Following a backstage introduction, young show-dog trainer Scott Thorson (Damon) and aging superstar pianist Liberace (Douglas) embark on a secret love affair. Living like a married couple, both are very happy with this arrangement to begin with, but over the course of six years their relationship gradually starts to fall apart…
Most of the time, productions that are made for television simply aren’t good enough to be released as feature films. With Behind The Candelabra, however, this absolutely isn’t the case, as Steven Soderbergh’s bling-filled biopic only went down the small-screen route after it was deemed “too gay” for a theatrical release in America. Indeed, it could be argued that Soderbergh’s final film is also one of his finest, providing further proof that the prolific director will be sorely missed when he decides to call it a day. Fun and entertaining yet lined with a dark edge, it’s a diamond-encrusted domestic drama that plays out as a series of snapshots in a gradually dissolving marriage. In the interest of full disclosure, there are a few instances of Douglas-on-Damon heavy petting (and vice versa), but the film is so well-judged that it never feel excessive or tasteless in the slightest. Happily, there’s also plenty of sly humour (see Rob Lowe’s expressionless plastic surgeon), while the last third proves surprisingly affecting.

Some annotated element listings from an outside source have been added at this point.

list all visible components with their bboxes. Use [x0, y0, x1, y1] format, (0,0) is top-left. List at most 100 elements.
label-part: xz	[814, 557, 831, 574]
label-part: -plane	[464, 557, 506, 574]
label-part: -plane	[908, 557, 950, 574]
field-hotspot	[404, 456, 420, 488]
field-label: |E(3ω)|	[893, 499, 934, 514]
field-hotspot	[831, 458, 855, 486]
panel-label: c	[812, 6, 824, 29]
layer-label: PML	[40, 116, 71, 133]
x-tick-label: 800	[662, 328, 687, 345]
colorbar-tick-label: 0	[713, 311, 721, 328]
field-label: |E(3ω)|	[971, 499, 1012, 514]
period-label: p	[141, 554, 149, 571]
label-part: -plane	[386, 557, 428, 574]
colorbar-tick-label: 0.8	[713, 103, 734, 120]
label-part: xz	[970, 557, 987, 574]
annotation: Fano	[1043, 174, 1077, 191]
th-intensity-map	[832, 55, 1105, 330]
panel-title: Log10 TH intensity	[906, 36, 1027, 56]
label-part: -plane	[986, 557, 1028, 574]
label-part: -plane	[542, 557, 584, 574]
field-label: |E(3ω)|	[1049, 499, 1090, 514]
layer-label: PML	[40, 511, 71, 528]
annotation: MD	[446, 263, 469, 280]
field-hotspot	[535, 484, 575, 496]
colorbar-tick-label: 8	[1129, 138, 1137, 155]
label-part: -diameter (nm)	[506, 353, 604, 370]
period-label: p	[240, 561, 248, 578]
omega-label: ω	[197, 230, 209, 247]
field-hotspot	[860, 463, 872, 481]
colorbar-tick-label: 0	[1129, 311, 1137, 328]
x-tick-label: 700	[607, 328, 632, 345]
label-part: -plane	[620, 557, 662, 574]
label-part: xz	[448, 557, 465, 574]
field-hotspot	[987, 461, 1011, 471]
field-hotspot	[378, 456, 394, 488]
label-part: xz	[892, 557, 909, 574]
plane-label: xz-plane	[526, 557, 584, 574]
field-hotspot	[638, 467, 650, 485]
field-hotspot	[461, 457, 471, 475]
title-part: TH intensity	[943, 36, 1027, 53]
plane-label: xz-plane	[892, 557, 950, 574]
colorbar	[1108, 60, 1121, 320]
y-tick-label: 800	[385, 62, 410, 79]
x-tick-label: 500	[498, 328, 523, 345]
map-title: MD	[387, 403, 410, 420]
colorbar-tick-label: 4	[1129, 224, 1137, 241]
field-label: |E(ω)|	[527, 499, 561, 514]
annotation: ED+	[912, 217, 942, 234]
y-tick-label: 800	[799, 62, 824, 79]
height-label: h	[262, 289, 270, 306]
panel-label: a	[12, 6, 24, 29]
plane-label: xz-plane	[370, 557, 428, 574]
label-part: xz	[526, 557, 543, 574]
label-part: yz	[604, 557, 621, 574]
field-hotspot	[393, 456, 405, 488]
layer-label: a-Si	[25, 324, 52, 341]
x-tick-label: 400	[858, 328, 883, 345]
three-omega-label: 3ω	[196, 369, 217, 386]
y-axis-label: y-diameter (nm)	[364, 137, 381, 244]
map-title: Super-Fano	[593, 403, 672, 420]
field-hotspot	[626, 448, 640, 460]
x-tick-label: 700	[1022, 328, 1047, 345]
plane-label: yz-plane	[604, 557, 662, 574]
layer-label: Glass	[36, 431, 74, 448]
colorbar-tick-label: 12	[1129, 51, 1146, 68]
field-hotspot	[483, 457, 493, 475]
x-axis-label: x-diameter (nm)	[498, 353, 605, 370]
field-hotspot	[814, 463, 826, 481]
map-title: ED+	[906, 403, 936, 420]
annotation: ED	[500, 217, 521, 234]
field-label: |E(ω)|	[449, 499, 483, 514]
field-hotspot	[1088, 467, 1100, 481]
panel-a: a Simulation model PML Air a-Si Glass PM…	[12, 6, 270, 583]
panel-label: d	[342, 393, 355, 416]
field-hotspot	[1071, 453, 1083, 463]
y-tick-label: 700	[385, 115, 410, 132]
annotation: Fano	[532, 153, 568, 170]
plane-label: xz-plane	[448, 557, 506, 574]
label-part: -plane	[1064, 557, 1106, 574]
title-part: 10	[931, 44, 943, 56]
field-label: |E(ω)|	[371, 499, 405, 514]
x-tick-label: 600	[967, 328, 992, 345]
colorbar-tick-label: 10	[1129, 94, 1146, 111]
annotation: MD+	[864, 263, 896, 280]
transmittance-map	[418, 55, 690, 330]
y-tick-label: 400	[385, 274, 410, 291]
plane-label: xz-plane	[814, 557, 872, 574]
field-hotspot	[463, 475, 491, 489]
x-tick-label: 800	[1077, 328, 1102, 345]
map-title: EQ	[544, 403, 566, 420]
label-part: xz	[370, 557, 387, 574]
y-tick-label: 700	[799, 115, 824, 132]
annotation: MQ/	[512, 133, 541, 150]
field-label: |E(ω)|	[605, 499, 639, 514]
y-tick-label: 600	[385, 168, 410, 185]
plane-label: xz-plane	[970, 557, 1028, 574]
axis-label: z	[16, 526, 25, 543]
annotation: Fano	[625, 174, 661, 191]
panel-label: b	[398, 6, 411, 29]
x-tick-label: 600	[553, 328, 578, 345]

Ultimately, though, a movie like this lives or dies on its lead performance, and Michael Douglas is more than up to the task. As a leading man whose career has been defined by his rugged heterosexuality (think Basic Instinct, Fatal Attraction, etc), he’s certainly not the first name you’d think of when casting a mincing icon who essentially defined the word camp. But Douglas utterly disappears into the role, capturing both the flamboyant stage-performer side of Liberace (watch him nailing the infectious boogie woogie routine) and the tragic, lonely man behind the curtain. As the ‘straight man’, for lack of a better phrase, Matt Damon is equally impressive and worthy of praise, especially considering he’s playing the less-showy part that could so easily have been eclipsed by Douglas’ flashier turn. Yes, their rise-and-fall love affair hits all the beats you might expect (it’s clear when Scott is about to be replaced – and by who), but Douglas and Damon deserve credit for creating one of the most convincing on-screen couples in years. Just fabulous.
Fun, entertaining and well-judged, Behind The Candelabra is absolutely fabulous.